W dwóch miejscach, przy śluzie Sławięcice i przy śluzie Nowa do wody wpuszczono substancję, która ma zapobiegać zakwitom złotej algi. Jak przyznał gość Radia Opole, w tych dwóch miejscach alga już się pojawiła.
- Podziękowania dla pani minister klimatu, że zdecydowała się, żeby te działania podjąć na terenie województwa opolskiego - powiedział wojewoda Kłosowski. Podziękował także strażakom za pracę przy przepompowywaniu wody.
- Przepompowanie 39 tys. litrów wody na minutę, to przedsięwzięcie gigantyczne. Niskie ukłony dla pana gen. Owczarka, dowódcy wojsk chemicznych - powiedział Sławomir Kłosowski.
Rozmawialiśmy także o podpisaniu przez prezydenta Andrzeja Dudę ust. o powołaniu komisji do zbadania wpływów rosyjskich. Wywołało to liczne komentarze w Polsce, a także reakcję Stanów Zjednoczonych, Komisji Europejskiej i zapowiedź debaty w Parlamencie Europejskim
- Dziwię się temu rwetesowi. Początek dała temu opozycja w kraju, a nasi europosłowie sprokurowali ten temat debaty w PE. To znowu donoszenie na swój własny kraj - powiedział wojewoda Kłosowski. - To wprowadzanie w błąd tych wszystkich, którzy za granicą mówią na ten temat. Mówią bardzo często o braku trybu odwoławczego i sądowego. Jest ten tryb odwoławczy. Dopóki ktoś nie jest skazany, jest niewinny.
Co jeśli komisja uzna, że ktoś był pod wpływem rosyjskim?
- To będzie miał brak dostępu do dokumentów tajnych i ściśle tajnych i brak wpływu na wydatkowanie środków publicznych - powiedział i dodał, że to nie oznacza niedopuszczenie do kandydowania.
Wojewoda Kłosowski przypomniał, że Donald Tusk mówił, że trzeba powołać komisję do spraw zbadania wpływów rosyjskich na sektor energetyczny.
- Jak Tusk to mówi, to jest dobrze, ale jak rządzący podejmują taką ustawę, to już jest źle - stwierdził. - Przed komisję powinni być wzywani wszyscy ci, co do których są podejrzenia, że mogli taką współpracę na jakimkolwiek etapie podjąć.
Pytany o to, czyje to będą podejrzenia i czy opozycja będzie mogła podejrzenia wysunąć wobec kogoś ze Zjednoczonej Prawicy, powiedział:
- Trzeba mieć dowód, albo podejrzenie bardzo uprawdopodobnione, bo inaczej będzie można obrzucić błotem każdego.
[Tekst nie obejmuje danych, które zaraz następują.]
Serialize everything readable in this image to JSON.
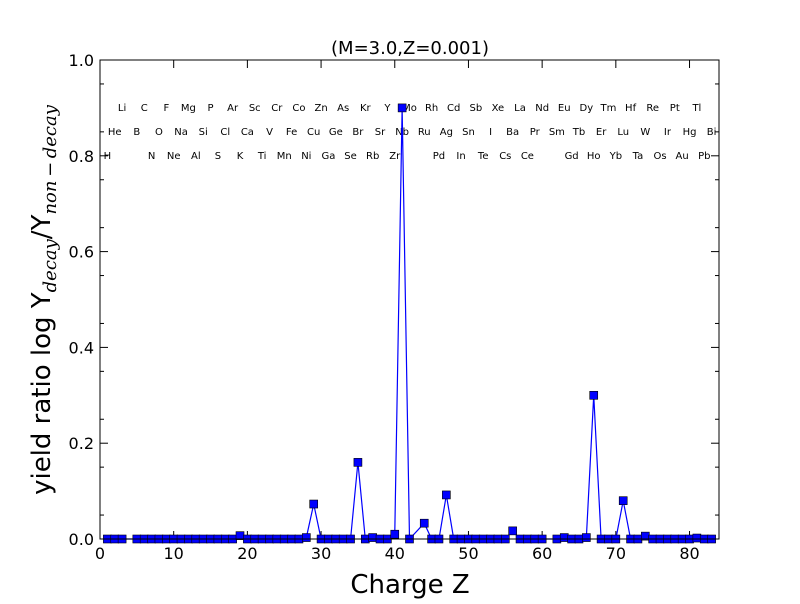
{
  "chart_data": {
    "type": "line",
    "title": "(M=3.0,Z=0.001)",
    "xlabel": "Charge Z",
    "ylabel": {
      "prefix": "yield ratio log Y",
      "sub1": "decay",
      "mid": "/Y",
      "sub2": "non − decay"
    },
    "xlim": [
      0,
      84
    ],
    "ylim": [
      0,
      1.0
    ],
    "xticks": [
      "0",
      "10",
      "20",
      "30",
      "40",
      "50",
      "60",
      "70",
      "80"
    ],
    "yticks": [
      "0.0",
      "0.2",
      "0.4",
      "0.6",
      "0.8",
      "1.0"
    ],
    "marker": "square",
    "color": "#0000ff",
    "grid": false,
    "missing_z": [
      4,
      43,
      61
    ],
    "nonzero_points": {
      "19": 0.007,
      "28": 0.003,
      "29": 0.073,
      "35": 0.16,
      "37": 0.003,
      "40": 0.01,
      "41": 0.9,
      "44": 0.033,
      "47": 0.092,
      "56": 0.017,
      "63": 0.003,
      "66": 0.003,
      "67": 0.3,
      "71": 0.08,
      "74": 0.006,
      "81": 0.002
    },
    "z_range": [
      1,
      83
    ],
    "elements": [
      "H",
      "He",
      "Li",
      "",
      "B",
      "C",
      "N",
      "O",
      "F",
      "Ne",
      "Na",
      "Mg",
      "Al",
      "Si",
      "P",
      "S",
      "Cl",
      "Ar",
      "K",
      "Ca",
      "Sc",
      "Ti",
      "V",
      "Cr",
      "Mn",
      "Fe",
      "Co",
      "Ni",
      "Cu",
      "Zn",
      "Ga",
      "Ge",
      "As",
      "Se",
      "Br",
      "Kr",
      "Rb",
      "Sr",
      "Y",
      "Zr",
      "Nb",
      "Mo",
      "",
      "Ru",
      "Rh",
      "Pd",
      "Ag",
      "Cd",
      "In",
      "Sn",
      "Sb",
      "Te",
      "I",
      "Xe",
      "Cs",
      "Ba",
      "La",
      "Ce",
      "Pr",
      "Nd",
      "",
      "Sm",
      "Eu",
      "Gd",
      "Tb",
      "Dy",
      "Ho",
      "Er",
      "Tm",
      "Yb",
      "Lu",
      "Hf",
      "Ta",
      "W",
      "Re",
      "Os",
      "Ir",
      "Pt",
      "Au",
      "Hg",
      "Tl",
      "Pb",
      "Bi"
    ]
  }
}
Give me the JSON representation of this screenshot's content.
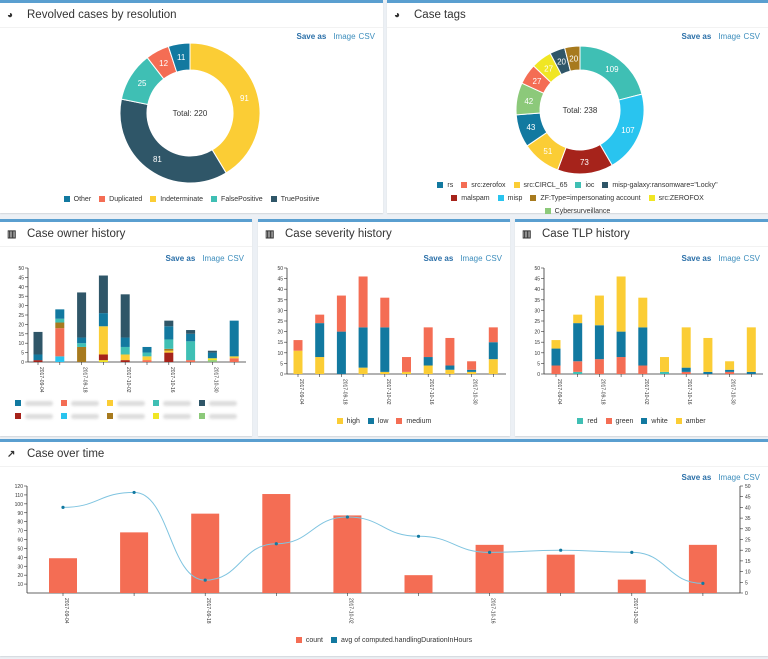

Jeżeli ktokolwiek będzie miał jakiekolwiek podejrzenia, to może taką osobę zgłosić, żeby stawiła się przed komisją. Nie rozumiem dlatego całego tego rwetesu.
Sławomir Kłosowski, lider PiS w okręgu nr 52 podał przykłady komisji badających wpływy rosyjskie na wybory w USA, kiedy o urząd walczyli Trump i Biden. Zaznaczył także sprawę sprzed kilku miesięcy w Parlamencie Europejskim, kiedy ujawniono, że wiceprzewodnicząca przyjmowała pieniądze od państw Arabskich.
- Może zamiast krytykować Polskę wziąć wzór z Polski i zbadać tę aferę - stwierdził.
W internetowej części rozmowy Sławomir Kłosowski powiedział, że w ustawie nie chodzi o poparcie dla Prawa i Sprawiedliwości tylko o Polskę. Dodał, że wpływy rosyjskie ma zbadać komisja, a nie służby, dlatego, że służby działają za zamkniętymi drzwiami, a jego zdaniem o tym kto,co, gdzie i kiedy powinni wiedzieć Polacy.
- Każdy czas jest dobry do tego, żeby pozbyć się rosyjskich wpływów w Polsce. Nie ma ważniejszej sprawy w tej chwili, przy toczącej się za nasza wschodnią granicą wojnie niż to, żeby doprowadzić do wyeliminowania wszelkich wpływów rosyjskich, a wiadomo, że one były przez gospodarkę, przez Gazprom.